As you probably already know, Salesforce (SF) has built their native app Salesforce1 (SF1) and because SF is such a big hit there is a high chance you app will need to integrate with SF1, which could cause you problems. SF1 is native app which is extendable not by writing native code but by integrating with web apps. Now as native usually means iOS, this integration leads us to dreadful mobile Safari iframe.

The Pain

So here you are, you need to open your app in safari mobile iframe which sucks… and chances are you’ll want to open your existing web app with responsive design that adjusts to mobile screen sizes. Responsive design means general purpose design that adjusts to various screen sizes and as such it is much more complex than pure mobile site. This complexity significantly lowers your chances of working properly in safari mobile iframe.


When I opened my site it was complete agony because it had completely unpredictable behavior. It would reset scroll position in middle of page scrolling and page width would change constantly causing elements to jump around constantly. Occasionally SF1 would crash and wouldn’t open my site again until I reinstalled SF1 app.

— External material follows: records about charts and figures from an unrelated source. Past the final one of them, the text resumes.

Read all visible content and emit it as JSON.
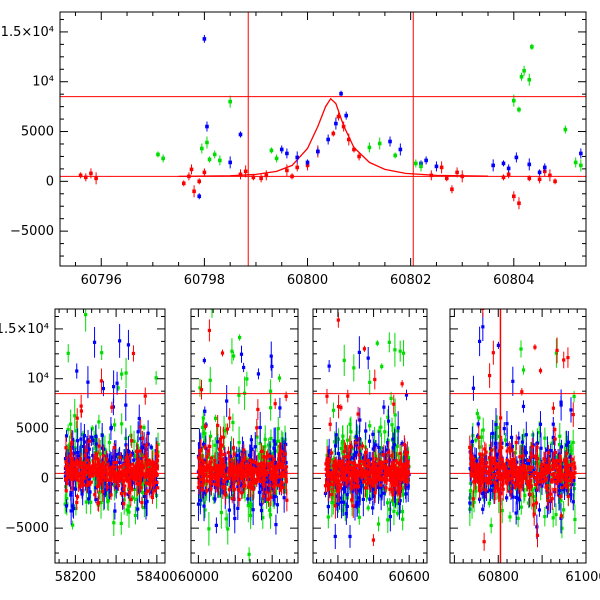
{
  "chart_data": [
    {
      "type": "scatter",
      "title": "",
      "xlabel": "",
      "ylabel": "",
      "xlim": [
        60795.2,
        60805.4
      ],
      "ylim": [
        -8500,
        17000
      ],
      "xticks": [
        60796,
        60798,
        60800,
        60802,
        60804
      ],
      "xtick_labels": [
        "60796",
        "60798",
        "60800",
        "60802",
        "60804"
      ],
      "yticks": [
        -5000,
        0,
        5000,
        10000,
        15000
      ],
      "ytick_labels": [
        "−5000",
        "0",
        "5000",
        "10⁴",
        "1.5×10⁴"
      ],
      "hlines": [
        8500,
        500
      ],
      "vlines": [
        60798.85,
        60802.05
      ],
      "model_curve": {
        "color": "#ff0000",
        "x": [
          60797.5,
          60798.5,
          60799.0,
          60799.4,
          60799.7,
          60800.0,
          60800.2,
          60800.35,
          60800.45,
          60800.55,
          60800.7,
          60800.9,
          60801.2,
          60801.5,
          60801.9,
          60802.5,
          60803.5
        ],
        "y": [
          500,
          560,
          700,
          1000,
          1600,
          3300,
          5500,
          7500,
          8300,
          7800,
          5600,
          3400,
          1900,
          1200,
          800,
          600,
          520
        ]
      },
      "series": [
        {
          "name": "red",
          "color": "#ff0000",
          "x": [
            60795.6,
            60795.7,
            60795.8,
            60795.9,
            60797.6,
            60797.7,
            60797.75,
            60797.8,
            60797.9,
            60798.0,
            60798.7,
            60798.8,
            60798.95,
            60799.1,
            60799.2,
            60799.6,
            60799.7,
            60799.8,
            60800.0,
            60800.2,
            60800.5,
            60800.6,
            60800.7,
            60800.8,
            60800.9,
            60801.0,
            60802.4,
            60802.6,
            60802.7,
            60802.8,
            60802.9,
            60803.0,
            60803.8,
            60803.9,
            60804.0,
            60804.1,
            60804.3,
            60804.5,
            60804.6,
            60804.7,
            60804.8
          ],
          "y": [
            600,
            400,
            800,
            300,
            -200,
            500,
            1200,
            -1000,
            0,
            900,
            700,
            1000,
            400,
            300,
            600,
            1100,
            500,
            1400,
            1600,
            3000,
            4800,
            6500,
            5500,
            4200,
            3200,
            2500,
            600,
            1400,
            300,
            -800,
            900,
            500,
            400,
            700,
            -1500,
            -2200,
            300,
            200,
            1000,
            600,
            0
          ]
        },
        {
          "name": "blue",
          "color": "#0000ff",
          "x": [
            60797.9,
            60798.0,
            60798.05,
            60798.5,
            60798.7,
            60799.5,
            60799.6,
            60799.8,
            60800.0,
            60800.2,
            60800.4,
            60800.55,
            60800.65,
            60800.75,
            60801.6,
            60801.8,
            60802.2,
            60802.3,
            60802.5,
            60803.6,
            60803.8,
            60803.9,
            60804.05,
            60804.3,
            60804.5,
            60804.6,
            60805.3
          ],
          "y": [
            -1500,
            14300,
            5500,
            1900,
            4700,
            3200,
            2800,
            2400,
            1900,
            3000,
            4200,
            5800,
            8800,
            6600,
            4000,
            3200,
            1800,
            2100,
            1500,
            1600,
            1800,
            1300,
            2400,
            1700,
            900,
            1400,
            2800
          ]
        },
        {
          "name": "green",
          "color": "#00dd00",
          "x": [
            60797.1,
            60797.2,
            60797.95,
            60798.05,
            60798.1,
            60798.2,
            60798.3,
            60798.5,
            60799.3,
            60799.4,
            60801.2,
            60801.4,
            60801.7,
            60802.1,
            60802.2,
            60804.0,
            60804.1,
            60804.15,
            60804.2,
            60804.3,
            60804.35,
            60805.0,
            60805.2,
            60805.3
          ],
          "y": [
            2700,
            2300,
            3300,
            3900,
            2200,
            2700,
            2100,
            8000,
            3100,
            2300,
            3400,
            3800,
            2600,
            1800,
            1500,
            8100,
            7200,
            10500,
            11100,
            10200,
            13500,
            5200,
            1900,
            1600
          ]
        }
      ]
    },
    {
      "type": "scatter",
      "title": "",
      "xlabel": "",
      "ylabel": "",
      "segments": [
        {
          "xlim": [
            58150,
            58420
          ],
          "xticks": [
            58200,
            58400
          ],
          "xtick_labels": [
            "58200",
            "58400"
          ],
          "season_range": [
            58175,
            58405
          ]
        },
        {
          "xlim": [
            59980,
            60270
          ],
          "xticks": [
            60000,
            60200
          ],
          "xtick_labels": [
            "60000",
            "60200"
          ],
          "season_range": [
            60000,
            60240
          ]
        },
        {
          "xlim": [
            60330,
            60650
          ],
          "xticks": [
            60400,
            60600
          ],
          "xtick_labels": [
            "60400",
            "60600"
          ],
          "season_range": [
            60365,
            60600
          ]
        },
        {
          "xlim": [
            60690,
            61000
          ],
          "xticks": [
            60800,
            61000
          ],
          "xtick_labels": [
            "60800",
            "61000"
          ],
          "season_range": [
            60735,
            60975
          ]
        }
      ],
      "ylim": [
        -8500,
        17000
      ],
      "yticks": [
        -5000,
        0,
        5000,
        10000,
        15000
      ],
      "ytick_labels": [
        "−5000",
        "0",
        "5000",
        "10⁴",
        "1.5×10⁴"
      ],
      "hlines": [
        8500,
        500
      ],
      "vlines": [
        60805
      ],
      "series_names": [
        "green",
        "blue",
        "red"
      ],
      "series_colors": [
        "#00dd00",
        "#0000ff",
        "#ff0000"
      ],
      "typical_scatter_sigma": [
        3000,
        2600,
        1800
      ],
      "points_per_season": 180
    }
  ]
}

I spent few days working on a solution which I wanted to share with everyone and hopefully ease someone’s suffering.

The Solution

In order to fix problem with flickering and iframe width changing I needed to set iframe width to exact value in pixels. Setting width to 100% simply wouldn’t work so I would calculate window width in JavaScript and set it dynamically to iframe.

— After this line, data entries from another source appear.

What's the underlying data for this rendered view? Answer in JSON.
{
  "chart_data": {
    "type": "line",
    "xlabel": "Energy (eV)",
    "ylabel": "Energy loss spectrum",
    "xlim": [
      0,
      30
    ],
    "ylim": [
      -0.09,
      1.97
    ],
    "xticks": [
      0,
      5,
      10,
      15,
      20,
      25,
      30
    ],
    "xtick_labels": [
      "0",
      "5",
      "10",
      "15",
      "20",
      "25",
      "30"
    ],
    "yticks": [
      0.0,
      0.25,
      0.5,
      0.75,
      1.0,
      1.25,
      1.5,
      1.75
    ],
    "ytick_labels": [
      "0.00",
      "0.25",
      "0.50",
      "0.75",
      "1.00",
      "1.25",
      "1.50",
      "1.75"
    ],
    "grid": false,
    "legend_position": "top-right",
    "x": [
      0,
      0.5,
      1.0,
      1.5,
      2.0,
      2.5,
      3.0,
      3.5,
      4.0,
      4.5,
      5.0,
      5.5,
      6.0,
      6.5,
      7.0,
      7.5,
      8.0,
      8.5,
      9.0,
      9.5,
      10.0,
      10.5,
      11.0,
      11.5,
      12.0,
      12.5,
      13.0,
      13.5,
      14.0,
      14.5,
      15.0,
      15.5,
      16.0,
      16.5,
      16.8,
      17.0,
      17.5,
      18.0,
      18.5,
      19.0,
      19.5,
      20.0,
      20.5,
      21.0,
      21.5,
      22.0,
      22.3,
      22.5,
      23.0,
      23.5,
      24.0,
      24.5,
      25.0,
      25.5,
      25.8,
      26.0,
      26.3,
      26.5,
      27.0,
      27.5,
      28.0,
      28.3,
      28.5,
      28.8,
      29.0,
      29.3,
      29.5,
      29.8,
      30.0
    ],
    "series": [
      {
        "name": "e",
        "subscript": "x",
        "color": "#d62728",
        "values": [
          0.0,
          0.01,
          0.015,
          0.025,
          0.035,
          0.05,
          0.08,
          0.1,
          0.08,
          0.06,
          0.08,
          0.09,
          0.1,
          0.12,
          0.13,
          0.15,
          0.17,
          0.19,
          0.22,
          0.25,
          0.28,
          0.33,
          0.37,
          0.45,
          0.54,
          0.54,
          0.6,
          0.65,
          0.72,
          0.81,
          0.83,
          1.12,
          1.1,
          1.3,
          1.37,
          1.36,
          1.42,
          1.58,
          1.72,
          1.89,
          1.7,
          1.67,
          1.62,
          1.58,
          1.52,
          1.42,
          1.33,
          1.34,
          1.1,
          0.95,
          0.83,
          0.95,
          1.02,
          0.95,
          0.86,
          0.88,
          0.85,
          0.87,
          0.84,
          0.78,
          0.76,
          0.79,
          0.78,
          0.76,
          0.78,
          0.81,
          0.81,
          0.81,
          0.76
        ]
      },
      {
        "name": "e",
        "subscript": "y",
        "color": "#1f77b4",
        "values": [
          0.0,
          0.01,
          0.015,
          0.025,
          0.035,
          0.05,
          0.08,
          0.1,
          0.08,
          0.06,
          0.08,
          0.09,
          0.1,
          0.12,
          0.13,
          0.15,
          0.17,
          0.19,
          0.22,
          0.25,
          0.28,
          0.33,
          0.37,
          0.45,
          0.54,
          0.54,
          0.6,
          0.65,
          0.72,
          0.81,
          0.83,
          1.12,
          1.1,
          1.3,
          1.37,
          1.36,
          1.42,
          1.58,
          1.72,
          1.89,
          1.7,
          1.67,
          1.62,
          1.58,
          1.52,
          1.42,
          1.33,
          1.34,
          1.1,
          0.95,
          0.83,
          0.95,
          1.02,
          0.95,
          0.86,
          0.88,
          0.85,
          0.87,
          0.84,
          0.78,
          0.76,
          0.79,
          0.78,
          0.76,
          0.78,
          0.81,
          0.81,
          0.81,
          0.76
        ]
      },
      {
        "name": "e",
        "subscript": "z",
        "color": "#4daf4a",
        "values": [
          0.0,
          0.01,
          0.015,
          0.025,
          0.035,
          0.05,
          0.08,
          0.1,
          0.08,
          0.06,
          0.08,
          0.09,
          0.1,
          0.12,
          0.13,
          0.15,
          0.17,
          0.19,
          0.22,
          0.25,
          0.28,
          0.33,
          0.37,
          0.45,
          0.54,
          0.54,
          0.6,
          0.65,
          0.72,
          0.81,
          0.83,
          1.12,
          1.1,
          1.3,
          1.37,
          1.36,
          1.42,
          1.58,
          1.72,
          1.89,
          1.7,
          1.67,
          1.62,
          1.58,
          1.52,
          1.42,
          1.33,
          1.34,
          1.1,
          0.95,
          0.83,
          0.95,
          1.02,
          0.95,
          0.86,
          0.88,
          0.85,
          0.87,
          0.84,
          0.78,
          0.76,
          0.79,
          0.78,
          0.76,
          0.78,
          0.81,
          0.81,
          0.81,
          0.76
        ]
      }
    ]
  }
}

Now I was left with the problem of scrolling. Unlikely any other browser, mobile Safari iframe expands vertically to display the full document which it contains. There are various strategies for “implementing” iframe scrolling on mobile Safari. At the end I fixed this by setting scrolling="no" and style="overflow: hidden” on iframe. I also set iframe height to window size which I calculated same way as window height. I added this height to iframe url as query string which on the other hand I used to resize my site and actually have scrolling on site instead on iframe.

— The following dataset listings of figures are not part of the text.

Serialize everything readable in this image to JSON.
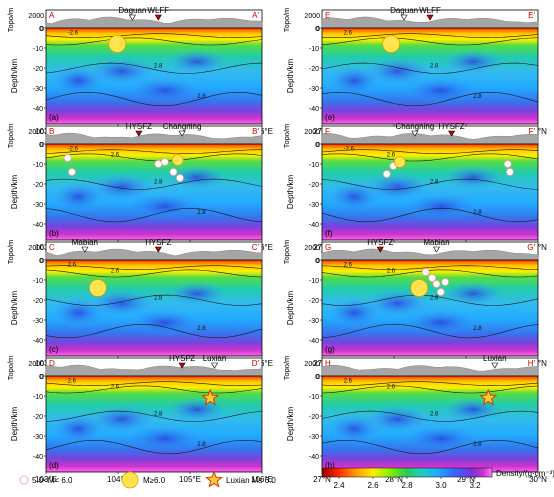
{
  "panels": [
    {
      "id": "a",
      "start": "A",
      "end": "A′",
      "ticks": [
        "103°E",
        "104°E",
        "105°E",
        "106°E"
      ],
      "markers": [
        {
          "label": "Daguan",
          "t": 0.4,
          "fault": false
        },
        {
          "label": "WLFF",
          "t": 0.52,
          "fault": true
        }
      ],
      "contours": [
        "-2.6",
        "2.6",
        "2.8",
        "2.8"
      ],
      "quakes": [
        {
          "type": "large",
          "t": 0.33,
          "depth": -8
        }
      ]
    },
    {
      "id": "e",
      "start": "E",
      "end": "E′",
      "ticks": [
        "27°N",
        "28°N",
        "29°N",
        "30°N"
      ],
      "markers": [
        {
          "label": "Daguan",
          "t": 0.38,
          "fault": false
        },
        {
          "label": "WLFF",
          "t": 0.5,
          "fault": true
        }
      ],
      "contours": [
        "2.6",
        "2.6",
        "2.8",
        "2.8"
      ],
      "quakes": [
        {
          "type": "large",
          "t": 0.32,
          "depth": -8
        }
      ]
    },
    {
      "id": "b",
      "start": "B",
      "end": "B′",
      "ticks": [
        "103°E",
        "104°E",
        "105°E",
        "106°E"
      ],
      "markers": [
        {
          "label": "HYSFZ",
          "t": 0.43,
          "fault": true
        },
        {
          "label": "Changning",
          "t": 0.63,
          "fault": false
        }
      ],
      "contours": [
        "-2.6",
        "2.6",
        "2.8",
        "2.8"
      ],
      "quakes": [
        {
          "type": "small",
          "t": 0.1,
          "depth": -7
        },
        {
          "type": "small",
          "t": 0.12,
          "depth": -14
        },
        {
          "type": "small",
          "t": 0.52,
          "depth": -10
        },
        {
          "type": "small",
          "t": 0.55,
          "depth": -9
        },
        {
          "type": "small",
          "t": 0.59,
          "depth": -14
        },
        {
          "type": "medium",
          "t": 0.61,
          "depth": -8
        },
        {
          "type": "small",
          "t": 0.62,
          "depth": -17
        }
      ]
    },
    {
      "id": "f",
      "start": "F",
      "end": "F′",
      "ticks": [
        "27°N",
        "28°N",
        "29°N",
        "30°N"
      ],
      "markers": [
        {
          "label": "Changning",
          "t": 0.43,
          "fault": false
        },
        {
          "label": "HYSFZ",
          "t": 0.6,
          "fault": true
        }
      ],
      "contours": [
        "-2.6",
        "2.6",
        "2.8",
        "2.8"
      ],
      "quakes": [
        {
          "type": "small",
          "t": 0.3,
          "depth": -15
        },
        {
          "type": "small",
          "t": 0.33,
          "depth": -11
        },
        {
          "type": "medium",
          "t": 0.36,
          "depth": -9
        },
        {
          "type": "small",
          "t": 0.86,
          "depth": -10
        },
        {
          "type": "small",
          "t": 0.87,
          "depth": -14
        }
      ]
    },
    {
      "id": "c",
      "start": "C",
      "end": "C′",
      "ticks": [
        "103°E",
        "104°E",
        "105°E",
        "106°E"
      ],
      "markers": [
        {
          "label": "Mabian",
          "t": 0.18,
          "fault": false
        },
        {
          "label": "HYSFZ",
          "t": 0.52,
          "fault": true
        }
      ],
      "contours": [
        "2.6",
        "2.6",
        "2.8",
        "2.8"
      ],
      "quakes": [
        {
          "type": "large",
          "t": 0.24,
          "depth": -14
        }
      ]
    },
    {
      "id": "g",
      "start": "G",
      "end": "G′",
      "ticks": [
        "27°N",
        "28°N",
        "29°N",
        "30°N"
      ],
      "markers": [
        {
          "label": "HYSFZ",
          "t": 0.27,
          "fault": true
        },
        {
          "label": "Mabian",
          "t": 0.53,
          "fault": false
        }
      ],
      "contours": [
        "2.6",
        "2.6",
        "2.8",
        "2.8"
      ],
      "quakes": [
        {
          "type": "large",
          "t": 0.45,
          "depth": -14
        },
        {
          "type": "small",
          "t": 0.48,
          "depth": -6
        },
        {
          "type": "small",
          "t": 0.51,
          "depth": -9
        },
        {
          "type": "small",
          "t": 0.53,
          "depth": -12
        },
        {
          "type": "small",
          "t": 0.55,
          "depth": -16
        },
        {
          "type": "small",
          "t": 0.57,
          "depth": -11
        }
      ]
    },
    {
      "id": "d",
      "start": "D",
      "end": "D′",
      "ticks": [
        "103°E",
        "104°E",
        "105°E",
        "106°E"
      ],
      "markers": [
        {
          "label": "HYSFZ",
          "t": 0.63,
          "fault": true
        },
        {
          "label": "Luxian",
          "t": 0.78,
          "fault": false
        }
      ],
      "contours": [
        "2.6",
        "2.6",
        "2.8",
        "2.8"
      ],
      "quakes": [
        {
          "type": "star",
          "t": 0.76,
          "depth": -11
        }
      ]
    },
    {
      "id": "h",
      "start": "H",
      "end": "H′",
      "ticks": [
        "27°N",
        "28°N",
        "29°N",
        "30°N"
      ],
      "markers": [
        {
          "label": "Luxian",
          "t": 0.8,
          "fault": false
        }
      ],
      "contours": [
        "2.6",
        "2.6",
        "2.8",
        "2.8"
      ],
      "quakes": [
        {
          "type": "star",
          "t": 0.77,
          "depth": -11
        }
      ]
    }
  ],
  "axes": {
    "topo_label": "Topo/m",
    "depth_label": "Depth/km",
    "topo_ticks": [
      "2000",
      "0"
    ],
    "depth_ticks": [
      "0",
      "-10",
      "-20",
      "-30",
      "-40"
    ],
    "topo_range": [
      0,
      2800
    ],
    "depth_range": [
      -48,
      0
    ]
  },
  "legend": {
    "small_label": "5.0<M< 6.0",
    "large_label": "M≥6.0",
    "star_label": "Luxian Ms 6.0",
    "density_label": "Density/(g·cm⁻³)",
    "density_ticks": [
      "2.4",
      "2.6",
      "2.8",
      "3.0",
      "3.2"
    ],
    "density_range": [
      2.3,
      3.3
    ],
    "colors": [
      "#8b0000",
      "#ff3000",
      "#ff9900",
      "#ffee00",
      "#99ee00",
      "#22cc44",
      "#22ccbb",
      "#22aaff",
      "#3366ff",
      "#6633dd",
      "#cc33cc",
      "#ff66ff"
    ]
  }
}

Below is the code I have embeded in my SF page.

Cross domain RESTful API calls?

Maybe you started moving more of your web app logic to client and relying on RESTful services for client-server communication knowing that someday other people will be able to reuse these services as remote API to you app. When I did, I knew that there was a problem with calling restful services from other site’s JavaScript because of the same origin policy that forbids browser to make cross domain Ajax calls, but I also knew that all the major web sites allow restful services consuming from JavaScript.

I investigated a bit and here are alternatives I found for this problem.


JSONP is browser hack that became standard solution for cross domain Ajax calls. Browser is hacked by pretending that service is static JavaScript file. In order for this hack to work, server must support JSONP, which means you might be required to alter your services a bit.

Main issue with JSONP is that it doesn’t support HTTP POST (only HTTP GET). Another potential problem with JSONP is that is not asynchronous, which means that it would probably block browser which would lead to poor user experience.


Cross-origin resource sharing (CORS) is new standard that allows cross-domain Ajax calls. Main issue is that not all main browses are supported. Biggest problem is partial support in IE8/9 of which next limitations are biggest problem:

  • Only text/plain is supported for the request's Content-Type header
  • No authentication or cookies will be sent with the request

Server Proxy

Another alternative would be to use server proxy that would execute cross-domain request. In other words, do cross-domain request on server instead in browser because server doesn’t have Same-origin policy limitation. The disadvantage is additional work for your clients that must code server proxy instead of consuming your API right from JavaScript.


iFrame integration

Although iFrames have cross domain restrictions like Ajax, they are much more flexible, so hidden iFrame can be used to enable cross-domain Ajax. 3rd party web page could load our special iFrame for that could execute Ajax calls in behalf of 3rd party page because it is on same domain as our API, and then it can send data back to page. For cross origin iFrame communication Window.postMessage can be used or easyXDM library if older browsers need to be supported.